After three years and untold amounts of frustration and aggravation, I quit my crappy serving job on Monday.
I won't go into details, but let me just say that they found my line and ran screaming past it. So I quit. And the clouds parted and choirs of angels sang. Hallelujah!
Since the time I took that job, which was only supposed to be a stop gap between full-time salaried jobs, life kept getting in the way of leaving. First it was J Girl's arrival, then it was J Boy's diagnosis, and finally James' new job at the beginning of the year. More than anything, I used the fact that J Boy has autism as an excuse to put up with the wildly inconvenient schedule, the abuse from customers, aggravation from management and a laundry list of complaints from James to NOT move on. I was comfortably inconvenienced by this job and timid about finding something that would be leagues more beneficial to my family. Not only that, but I wasted time off my life using autism as a justification to not reaching my personal goal of becoming a freelance writer or working in media.

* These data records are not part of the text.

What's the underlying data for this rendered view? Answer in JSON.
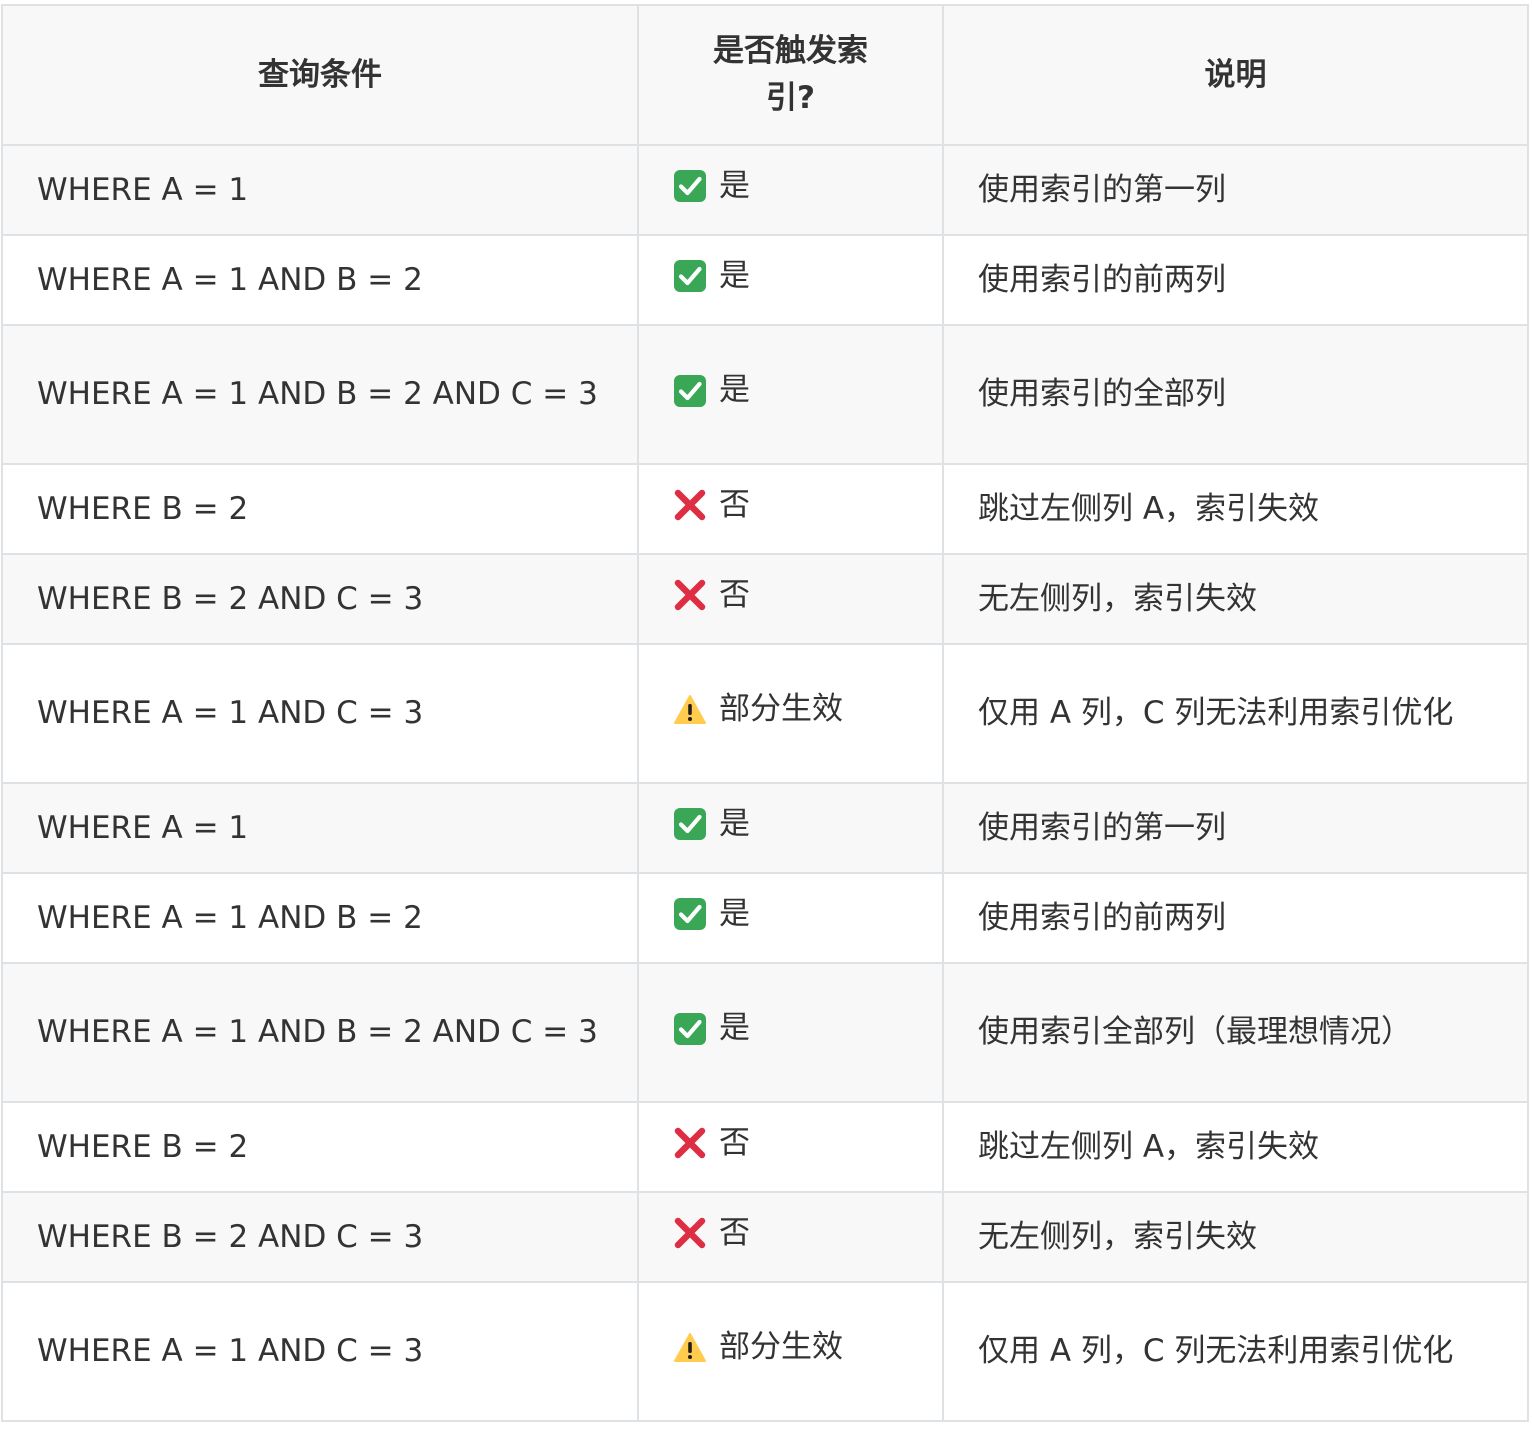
{
  "table": {
    "headers": [
      "查询条件",
      "是否触发索引?",
      "说明"
    ],
    "rows": [
      {
        "condition": "WHERE A = 1",
        "icon": "check-icon",
        "status": "是",
        "note": "使用索引的第一列",
        "tone": "ok"
      },
      {
        "condition": "WHERE A = 1 AND B = 2",
        "icon": "check-icon",
        "status": "是",
        "note": "使用索引的前两列",
        "tone": "ok"
      },
      {
        "condition": "WHERE A = 1 AND B = 2 AND C = 3",
        "icon": "check-icon",
        "status": "是",
        "note": "使用索引的全部列",
        "tone": "ok"
      },
      {
        "condition": "WHERE B = 2",
        "icon": "cross-icon",
        "status": "否",
        "note": "跳过左侧列 A，索引失效",
        "tone": "no"
      },
      {
        "condition": "WHERE B = 2 AND C = 3",
        "icon": "cross-icon",
        "status": "否",
        "note": "无左侧列，索引失效",
        "tone": "no"
      },
      {
        "condition": "WHERE A = 1 AND C = 3",
        "icon": "warning-icon",
        "status": "部分生效",
        "note": "仅用 A 列，C 列无法利用索引优化",
        "tone": "warn"
      },
      {
        "condition": "WHERE A = 1",
        "icon": "check-icon",
        "status": "是",
        "note": "使用索引的第一列",
        "tone": "ok"
      },
      {
        "condition": "WHERE A = 1 AND B = 2",
        "icon": "check-icon",
        "status": "是",
        "note": "使用索引的前两列",
        "tone": "ok"
      },
      {
        "condition": "WHERE A = 1 AND B = 2 AND C = 3",
        "icon": "check-icon",
        "status": "是",
        "note": "使用索引全部列（最理想情况）",
        "tone": "ok"
      },
      {
        "condition": "WHERE B = 2",
        "icon": "cross-icon",
        "status": "否",
        "note": "跳过左侧列 A，索引失效",
        "tone": "no"
      },
      {
        "condition": "WHERE B = 2 AND C = 3",
        "icon": "cross-icon",
        "status": "否",
        "note": "无左侧列，索引失效",
        "tone": "no"
      },
      {
        "condition": "WHERE A = 1 AND C = 3",
        "icon": "warning-icon",
        "status": "部分生效",
        "note": "仅用 A 列，C 列无法利用索引优化",
        "tone": "warn"
      }
    ]
  },
  "colors": {
    "border": "#dfe2e5",
    "stripe": "#f8f8f8",
    "text": "#333333",
    "check": "#3aa757",
    "cross": "#dd2e44",
    "warning": "#ffcc4d"
  }
}
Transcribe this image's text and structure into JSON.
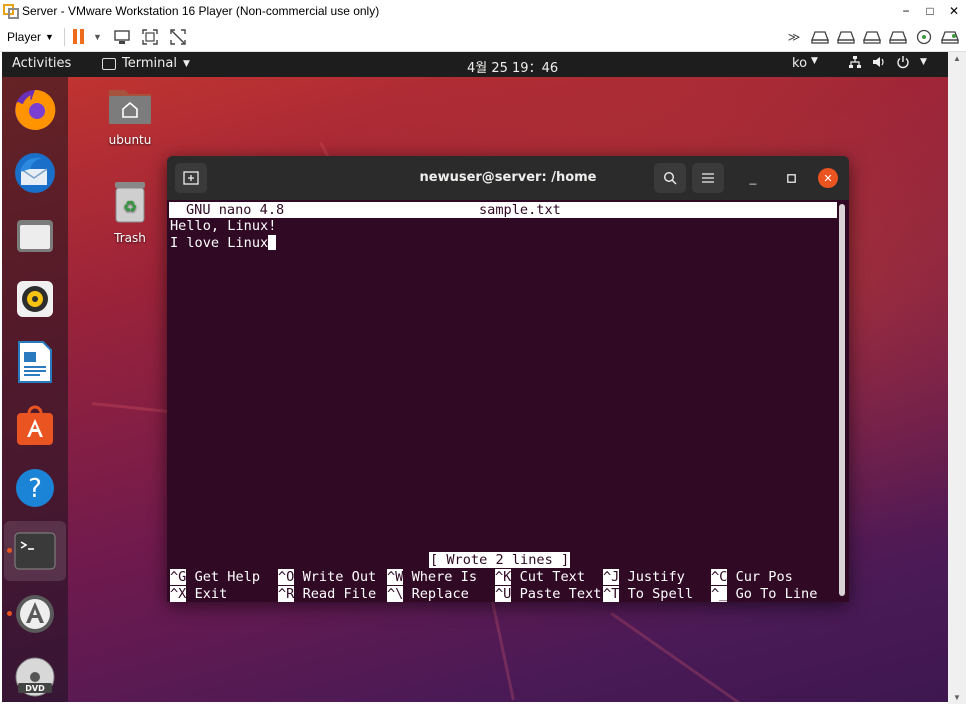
{
  "window": {
    "title": "Server - VMware Workstation 16 Player (Non-commercial use only)",
    "controls": [
      "−",
      "□",
      "✕"
    ]
  },
  "toolbar": {
    "player_label": "Player",
    "right_icons": [
      "forward-icon",
      "hdd-icon",
      "hdd-icon",
      "hdd-icon",
      "network-icon",
      "cd-icon",
      "settings-icon"
    ]
  },
  "ubuntu": {
    "activities": "Activities",
    "app_menu": "Terminal",
    "clock": "4월 25  19：46",
    "language": "ko",
    "dock": [
      "firefox",
      "thunderbird",
      "files",
      "rhythmbox",
      "libreoffice-writer",
      "ubuntu-software",
      "help",
      "terminal",
      "software-updater",
      "dvd"
    ],
    "desktop_icons": [
      {
        "label": "ubuntu"
      },
      {
        "label": "Trash"
      }
    ]
  },
  "terminal": {
    "title": "newuser@server: /home",
    "nano": {
      "version": "GNU nano 4.8",
      "filename": "sample.txt",
      "lines": [
        "Hello, Linux!",
        "I love Linux"
      ],
      "status": "[ Wrote 2 lines ]",
      "shortcuts": [
        {
          "key": "^G",
          "label": "Get Help"
        },
        {
          "key": "^O",
          "label": "Write Out"
        },
        {
          "key": "^W",
          "label": "Where Is"
        },
        {
          "key": "^K",
          "label": "Cut Text"
        },
        {
          "key": "^J",
          "label": "Justify"
        },
        {
          "key": "^C",
          "label": "Cur Pos"
        },
        {
          "key": "^X",
          "label": "Exit"
        },
        {
          "key": "^R",
          "label": "Read File"
        },
        {
          "key": "^\\",
          "label": "Replace"
        },
        {
          "key": "^U",
          "label": "Paste Text"
        },
        {
          "key": "^T",
          "label": "To Spell"
        },
        {
          "key": "^_",
          "label": "Go To Line"
        }
      ]
    }
  },
  "colors": {
    "ubuntu_orange": "#e95420",
    "terminal_bg": "#300a24",
    "topbar": "#1d1d1d",
    "vmware_pause": "#ee6c1b"
  }
}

Does anyone else have this tendency? In my head, it's easier to put up and shut up, deal with the status quo because you know what to expect, rather than cut the cord and possibly have a shot at happiness or fullfilment.
If I hadn't had a fit and fallen through it on Monday, Heaven knows how long I would have stayed to avoid any real action to improve myself or my life, and there really wouldn't have been any excuse for it. In fact, if I can get this writing thing off the ground, it will improve everyone's life immensely because I'll likely be making more money, have more flexibility and not be at the mercy of people's burning desire for crisp bacon NOW. Children could get sick and go to the doctor's office without disrupting the entire restaurant staff; we could make weekend plans again; I won't have to take entire days off for an hour-long appointment. In short, the stress in our house will decrease. Writing is one of the only things I know I do well --- it's been a long time since I've done it and I'm nervous, but I'm a hell of a lot better at it than serving.
Have any of you ditched dreams, however modest, for the safety misery offers? Despite good sense telling you to do otherwise? Please tell.